In particular, he balked at the idea of repeated tight passes over any villages. Whenever helicopters surveyed the island too intently, he told us, village chiefs bombarded the pilots with demands for compensation. Anyone traversing their airspace without payment, they claimed, was trespassing.
Makili explained the dolphin situation—at least 1,500 animals gone during the past two weeks—and eventually Hamilton settled into the idea of flying over the area, using a recent tsunami as a cover. He was shaken by the dolphin news: “I heard something about that on the radio,” he said, wiping his brow. “But I didn’t believe it. I mean, to kill a thousand dolphins in one day seems impossible.”
“Nah,” Makili said, shaking his head. “They can do more than that.”

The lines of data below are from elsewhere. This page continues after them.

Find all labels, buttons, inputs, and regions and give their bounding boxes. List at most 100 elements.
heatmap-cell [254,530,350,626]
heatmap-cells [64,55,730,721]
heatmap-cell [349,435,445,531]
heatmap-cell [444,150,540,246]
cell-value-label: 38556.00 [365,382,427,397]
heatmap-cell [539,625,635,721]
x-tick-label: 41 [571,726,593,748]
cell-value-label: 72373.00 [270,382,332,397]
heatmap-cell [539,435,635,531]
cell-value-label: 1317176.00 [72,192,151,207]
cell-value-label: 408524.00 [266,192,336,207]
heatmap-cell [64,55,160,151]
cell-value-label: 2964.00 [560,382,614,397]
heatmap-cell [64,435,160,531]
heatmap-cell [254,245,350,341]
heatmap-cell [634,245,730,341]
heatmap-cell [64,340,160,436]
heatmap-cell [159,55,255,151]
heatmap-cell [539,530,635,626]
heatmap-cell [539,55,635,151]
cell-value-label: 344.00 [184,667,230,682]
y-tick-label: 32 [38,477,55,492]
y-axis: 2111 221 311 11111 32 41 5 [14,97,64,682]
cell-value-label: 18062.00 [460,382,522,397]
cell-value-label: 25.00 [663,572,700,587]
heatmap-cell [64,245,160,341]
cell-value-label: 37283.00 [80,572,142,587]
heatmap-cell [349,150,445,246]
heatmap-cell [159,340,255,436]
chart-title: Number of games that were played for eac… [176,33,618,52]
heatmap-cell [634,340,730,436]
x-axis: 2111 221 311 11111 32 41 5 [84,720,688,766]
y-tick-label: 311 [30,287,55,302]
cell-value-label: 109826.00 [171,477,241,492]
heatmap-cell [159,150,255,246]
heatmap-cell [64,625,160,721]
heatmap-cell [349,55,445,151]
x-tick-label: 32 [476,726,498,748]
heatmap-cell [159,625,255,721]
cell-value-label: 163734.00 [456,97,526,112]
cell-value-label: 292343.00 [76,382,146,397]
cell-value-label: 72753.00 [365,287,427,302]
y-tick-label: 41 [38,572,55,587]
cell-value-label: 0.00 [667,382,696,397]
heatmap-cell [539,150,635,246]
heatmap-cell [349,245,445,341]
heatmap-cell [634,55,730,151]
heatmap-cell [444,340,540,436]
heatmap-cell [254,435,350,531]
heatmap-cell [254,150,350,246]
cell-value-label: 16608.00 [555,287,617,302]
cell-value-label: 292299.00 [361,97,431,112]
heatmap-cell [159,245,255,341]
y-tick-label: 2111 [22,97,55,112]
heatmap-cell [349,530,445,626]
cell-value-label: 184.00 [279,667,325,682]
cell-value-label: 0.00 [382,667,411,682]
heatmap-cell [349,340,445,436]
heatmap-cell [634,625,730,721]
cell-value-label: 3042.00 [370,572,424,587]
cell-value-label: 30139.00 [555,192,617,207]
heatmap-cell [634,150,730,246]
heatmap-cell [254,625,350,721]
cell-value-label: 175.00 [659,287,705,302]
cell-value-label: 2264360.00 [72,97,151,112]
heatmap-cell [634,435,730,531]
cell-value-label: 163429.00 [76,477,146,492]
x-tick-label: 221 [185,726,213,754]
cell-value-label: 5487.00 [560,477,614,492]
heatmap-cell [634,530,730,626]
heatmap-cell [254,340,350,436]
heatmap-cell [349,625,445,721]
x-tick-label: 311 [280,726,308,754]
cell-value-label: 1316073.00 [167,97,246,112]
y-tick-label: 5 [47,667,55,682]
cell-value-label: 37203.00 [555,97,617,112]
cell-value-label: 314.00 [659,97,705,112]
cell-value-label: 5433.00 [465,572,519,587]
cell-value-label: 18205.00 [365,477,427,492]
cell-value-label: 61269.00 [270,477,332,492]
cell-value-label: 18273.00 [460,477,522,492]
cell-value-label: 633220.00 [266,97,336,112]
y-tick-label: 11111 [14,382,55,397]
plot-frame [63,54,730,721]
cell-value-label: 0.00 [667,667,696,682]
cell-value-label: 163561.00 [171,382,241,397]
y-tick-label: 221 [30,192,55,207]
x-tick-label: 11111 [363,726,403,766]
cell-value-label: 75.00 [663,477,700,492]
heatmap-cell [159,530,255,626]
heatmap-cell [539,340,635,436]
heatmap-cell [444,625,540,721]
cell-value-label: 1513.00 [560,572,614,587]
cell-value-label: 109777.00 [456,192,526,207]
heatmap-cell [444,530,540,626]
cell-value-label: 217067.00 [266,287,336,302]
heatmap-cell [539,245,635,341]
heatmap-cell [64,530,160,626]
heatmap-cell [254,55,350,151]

It was O’Barry who had suggested the flyover, describing the alternative—an overnight boat ride—as a never-ending ordeal. Having already endured a four-hour cruise in these waters, I wasn’t eager to repeat the experience at length. Though air travel around the Solomons is patchy in general, it hadn’t been hard to find a helicopter company here, because of the mining and logging interests. Booking Hamilton, I’d felt, was the right approach. I didn’t want to hang out with expert dolphin-killers, much less listen to their grievances. To date, I’d managed to avoid malaria and dengue fever and I preferred to keep it that way. I was completely fine with buzzing Malaita rather than hacking across its hinterlands. One backpackers’ guide had cautioned even the most intrepid adventure seekers to think twice about that island, referring to it as “the world’s end.” I had also read that in some Malaitan settlements it was a grave insult for women to show up wearing clothes: females had to visit naked. This didn’t sound overly appealing.